The judge didn’t accept Zoe’s Special Reasons plea.
He found against Zoe, he stated, because he simply didn’t believe that she would have been monitoring what she drank that night. No matter that we’d explained that she was a conscientious person, a good student, that she’d had a piano competition the following day. We might not have convinced him anyway, but Eva Bell and her friend’s testimony, which so strongly contradicted Zoe’s claim that Jack Bell had spiked her drink, certainly put the knife in Zoe’s back, and twisted it too.
Zoe stood up in the courtroom as the judge spoke to her.
‘I find,’ he said, looking at her over a pair of reading glasses, ‘that as you were only fourteen years old on the night of the party, there was no reason for you to monitor closely how much alcohol you were able to drink before driving, because you were not legally able to drive a motor vehicle. I find that you did drink freely during the course of that evening and that you don’t actually know how much you had to drink. Therefore, regrettably, I find that whilst you might not have known exactly how much you had to drink, you knew you were too drunk to drive that car.’
He sentenced her to an eighteen-month detention and training order. It meant that she would serve nine months. I felt that wasn’t too bad in the circumstances, but her family would never get the satisfaction of proving that Zoe had only done what she did because she was unwittingly drunk. She met nobody’s eye as they took her down.
My goodbye to her mother was muted and painful. Tessa was there too, because I remember them standing together outside court looking desolate. Zoe had no other supporters with her that day.

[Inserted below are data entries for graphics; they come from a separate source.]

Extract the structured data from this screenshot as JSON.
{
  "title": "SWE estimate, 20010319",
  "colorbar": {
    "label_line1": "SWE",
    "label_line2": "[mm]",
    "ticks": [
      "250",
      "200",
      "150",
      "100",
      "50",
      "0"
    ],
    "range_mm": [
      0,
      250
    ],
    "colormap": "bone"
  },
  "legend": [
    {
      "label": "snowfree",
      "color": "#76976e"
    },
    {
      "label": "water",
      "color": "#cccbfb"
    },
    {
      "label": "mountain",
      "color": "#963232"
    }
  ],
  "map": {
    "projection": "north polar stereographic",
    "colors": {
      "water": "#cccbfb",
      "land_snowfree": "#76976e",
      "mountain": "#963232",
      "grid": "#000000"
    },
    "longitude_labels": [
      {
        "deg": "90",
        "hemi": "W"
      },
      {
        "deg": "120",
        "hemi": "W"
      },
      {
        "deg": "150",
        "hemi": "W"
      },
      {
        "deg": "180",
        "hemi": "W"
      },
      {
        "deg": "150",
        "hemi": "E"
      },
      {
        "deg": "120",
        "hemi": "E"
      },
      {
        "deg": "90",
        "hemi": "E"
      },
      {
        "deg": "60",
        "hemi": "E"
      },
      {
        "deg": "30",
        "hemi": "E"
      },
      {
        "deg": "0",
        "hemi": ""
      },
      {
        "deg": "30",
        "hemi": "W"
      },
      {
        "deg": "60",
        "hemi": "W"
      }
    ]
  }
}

It took me a while to get the trial out of my system. I felt a sense of failure in some ways, because I wondered whether I should have insisted more on a simple Guilty plea at the first hearing. It could have resulted in a more lenient sentence. In the end, we took a legal gamble and lost, and Zoe paid the price. I wondered if she took any satisfaction afterwards from knowing that she did, at least, tell the truth, or whether it was a regret or, worse, something to resent.

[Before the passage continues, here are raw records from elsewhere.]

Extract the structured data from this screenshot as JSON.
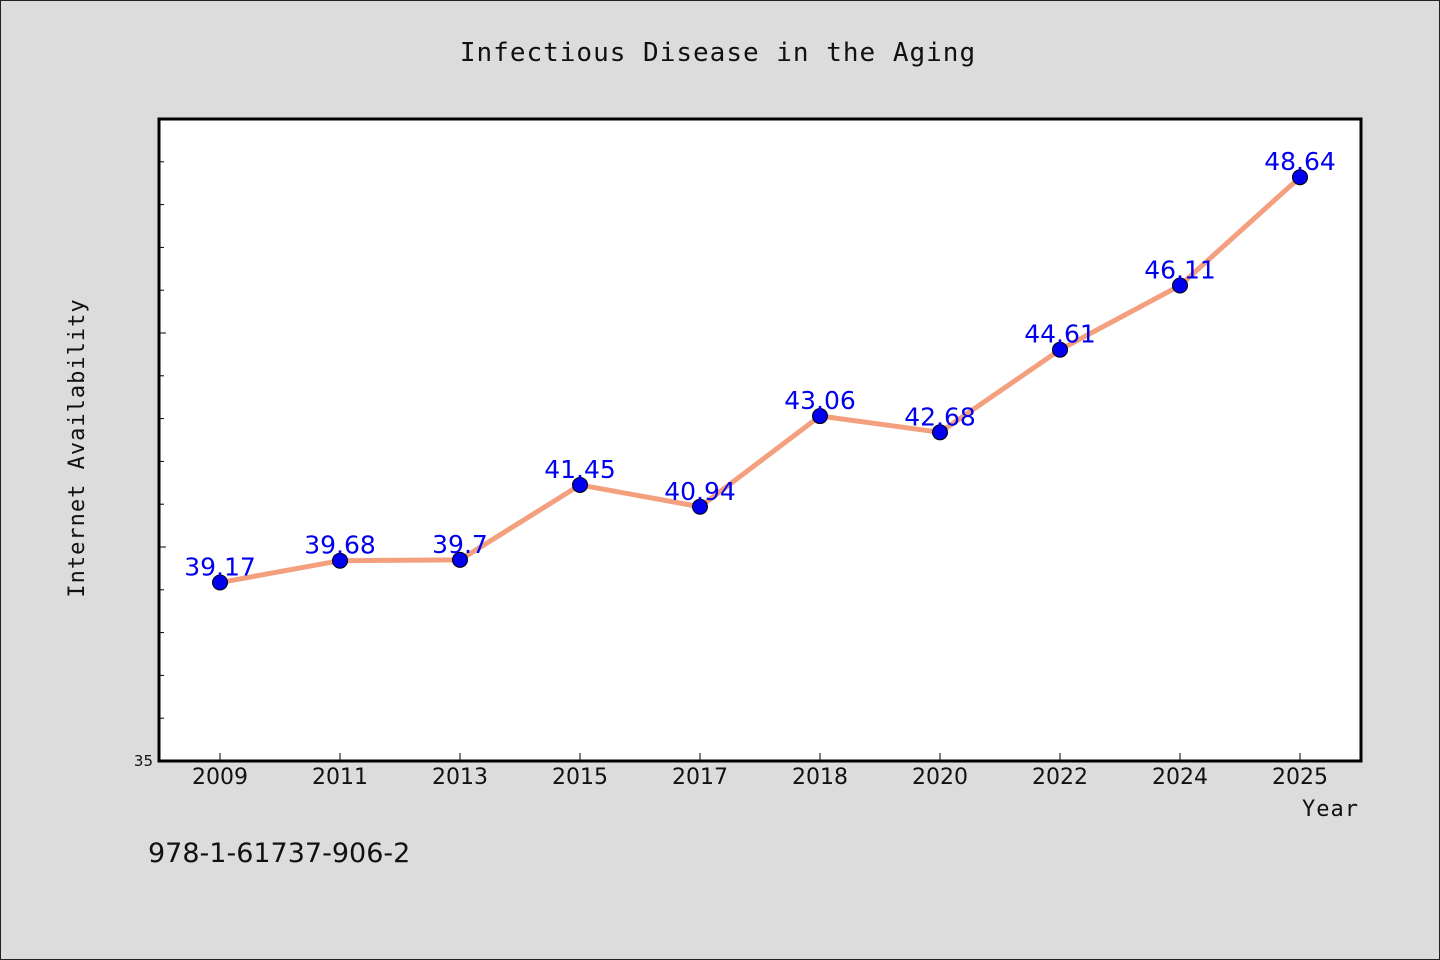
{
  "chart_data": {
    "type": "line",
    "title": "Infectious Disease in the Aging",
    "xlabel": "Year",
    "ylabel": "Internet Availability",
    "categories": [
      "2009",
      "2011",
      "2013",
      "2015",
      "2017",
      "2018",
      "2020",
      "2022",
      "2024",
      "2025"
    ],
    "series": [
      {
        "values": [
          39.17,
          39.68,
          39.7,
          41.45,
          40.94,
          43.06,
          42.68,
          44.61,
          46.11,
          48.64
        ],
        "data_labels": [
          "39.17",
          "39.68",
          "39.7",
          "41.45",
          "40.94",
          "43.06",
          "42.68",
          "44.61",
          "46.11",
          "48.64"
        ]
      }
    ],
    "ylim": [
      35,
      50
    ],
    "y_tick_labels": [
      "35"
    ],
    "grid": false,
    "legend": "none",
    "colors": {
      "line": "#f4a07e",
      "marker": "#0000ee",
      "data_label": "#0000ee",
      "plot_background": "#ffffff",
      "figure_background": "#dcdcdc"
    }
  },
  "footer": {
    "isbn": "978-1-61737-906-2"
  }
}
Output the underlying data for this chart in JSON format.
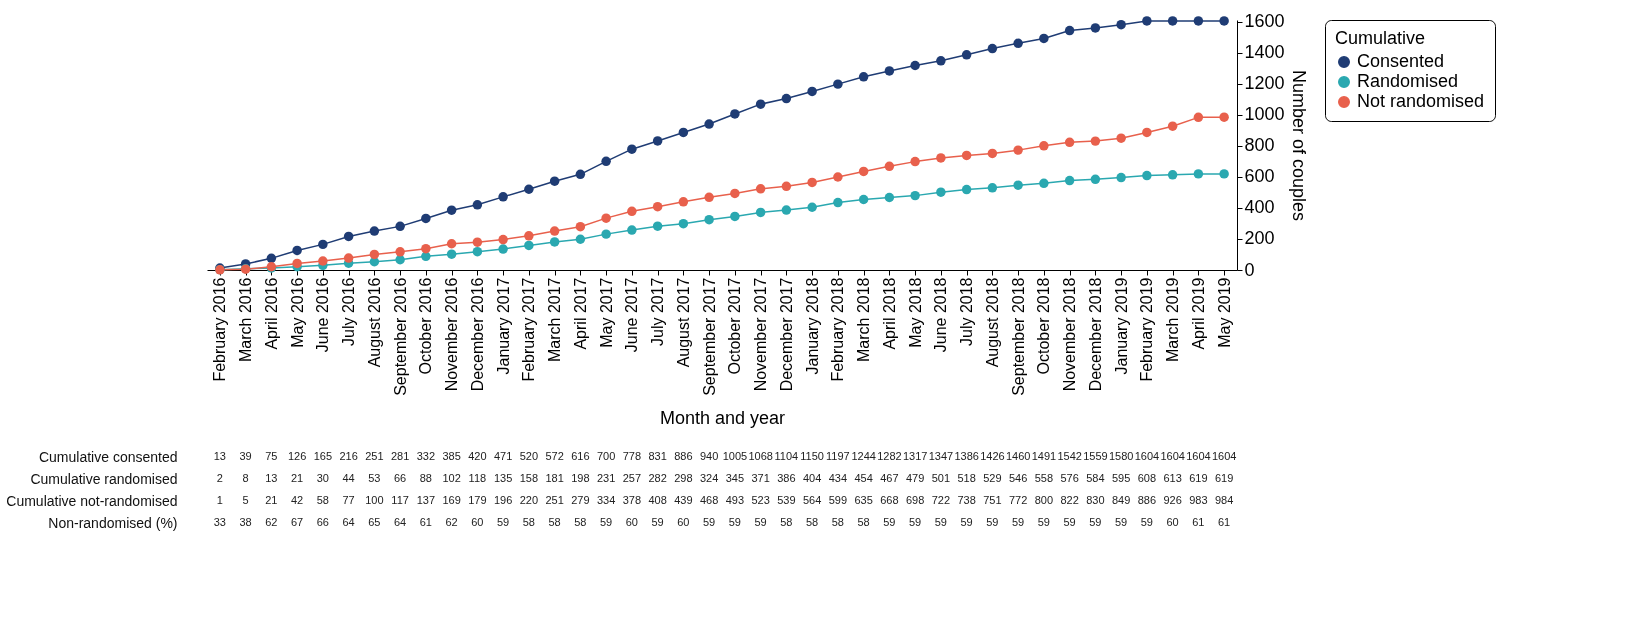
{
  "chart_data": [
    {
      "type": "line",
      "xlabel": "Month and year",
      "ylabel": "Number of couples",
      "legend_title": "Cumulative",
      "categories": [
        "February 2016",
        "March 2016",
        "April 2016",
        "May 2016",
        "June 2016",
        "July 2016",
        "August 2016",
        "September 2016",
        "October 2016",
        "November 2016",
        "December 2016",
        "January 2017",
        "February 2017",
        "March 2017",
        "April 2017",
        "May 2017",
        "June 2017",
        "July 2017",
        "August 2017",
        "September 2017",
        "October 2017",
        "November 2017",
        "December 2017",
        "January 2018",
        "February 2018",
        "March 2018",
        "April 2018",
        "May 2018",
        "June 2018",
        "July 2018",
        "August 2018",
        "September 2018",
        "October 2018",
        "November 2018",
        "December 2018",
        "January 2019",
        "February 2019",
        "March 2019",
        "April 2019",
        "May 2019"
      ],
      "series": [
        {
          "name": "Consented",
          "color": "#1f3c74",
          "values": [
            13,
            39,
            75,
            126,
            165,
            216,
            251,
            281,
            332,
            385,
            420,
            471,
            520,
            572,
            616,
            700,
            778,
            831,
            886,
            940,
            1005,
            1068,
            1104,
            1150,
            1197,
            1244,
            1282,
            1317,
            1347,
            1386,
            1426,
            1460,
            1491,
            1542,
            1559,
            1580,
            1604,
            1604,
            1604,
            1604
          ]
        },
        {
          "name": "Randomised",
          "color": "#2aa8b0",
          "values": [
            2,
            8,
            13,
            21,
            30,
            44,
            53,
            66,
            88,
            102,
            118,
            135,
            158,
            181,
            198,
            231,
            257,
            282,
            298,
            324,
            345,
            371,
            386,
            404,
            434,
            454,
            467,
            479,
            501,
            518,
            529,
            546,
            558,
            576,
            584,
            595,
            608,
            613,
            619,
            619
          ]
        },
        {
          "name": "Not randomised",
          "color": "#e8604c",
          "values": [
            1,
            5,
            21,
            42,
            58,
            77,
            100,
            117,
            137,
            169,
            179,
            196,
            220,
            251,
            279,
            334,
            378,
            408,
            439,
            468,
            493,
            523,
            539,
            564,
            599,
            635,
            668,
            698,
            722,
            738,
            751,
            772,
            800,
            822,
            830,
            849,
            886,
            926,
            983,
            984
          ]
        }
      ],
      "annotations": [
        "Cumulative consented",
        "Cumulative randomised",
        "Cumulative not-randomised"
      ],
      "data_labels": true,
      "ylim": [
        0,
        1610
      ],
      "yticks": [
        0,
        200,
        400,
        600,
        800,
        1000,
        1200,
        1400,
        1600
      ],
      "grid": false,
      "legend": "right",
      "marker": "circle",
      "line_style": "solid"
    },
    {
      "type": "other",
      "categories": [
        null,
        null,
        null,
        null,
        null,
        null,
        null,
        null,
        null,
        null,
        null,
        null,
        null,
        null,
        null,
        null,
        null,
        null,
        null,
        null,
        null,
        null,
        null,
        null,
        null,
        null,
        null,
        null,
        null,
        null,
        null,
        null,
        null,
        null,
        null,
        null,
        null,
        null,
        null,
        null
      ],
      "values": [
        33,
        38,
        62,
        67,
        66,
        64,
        65,
        64,
        61,
        62,
        60,
        59,
        58,
        58,
        58,
        59,
        60,
        59,
        60,
        59,
        59,
        59,
        58,
        58,
        58,
        58,
        59,
        59,
        59,
        59,
        59,
        59,
        59,
        59,
        59,
        59,
        59,
        60,
        61,
        61
      ],
      "annotations": [
        "Non-randomised (%)"
      ],
      "data_labels": true
    }
  ]
}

It wasn’t until two years later, after I’d moved to Bristol to broaden my criminal practice experience, that I ran into Tessa by chance. We recognised each other immediately, and met for coffee the following week. Things developed from there. Until we reached last night.
Now, as I watch Tessa ease her VW into the Monday morning traffic outside my apartment, on her way to find out how and why her sister is dead, it’s clear to me that things might just become very complicated indeed.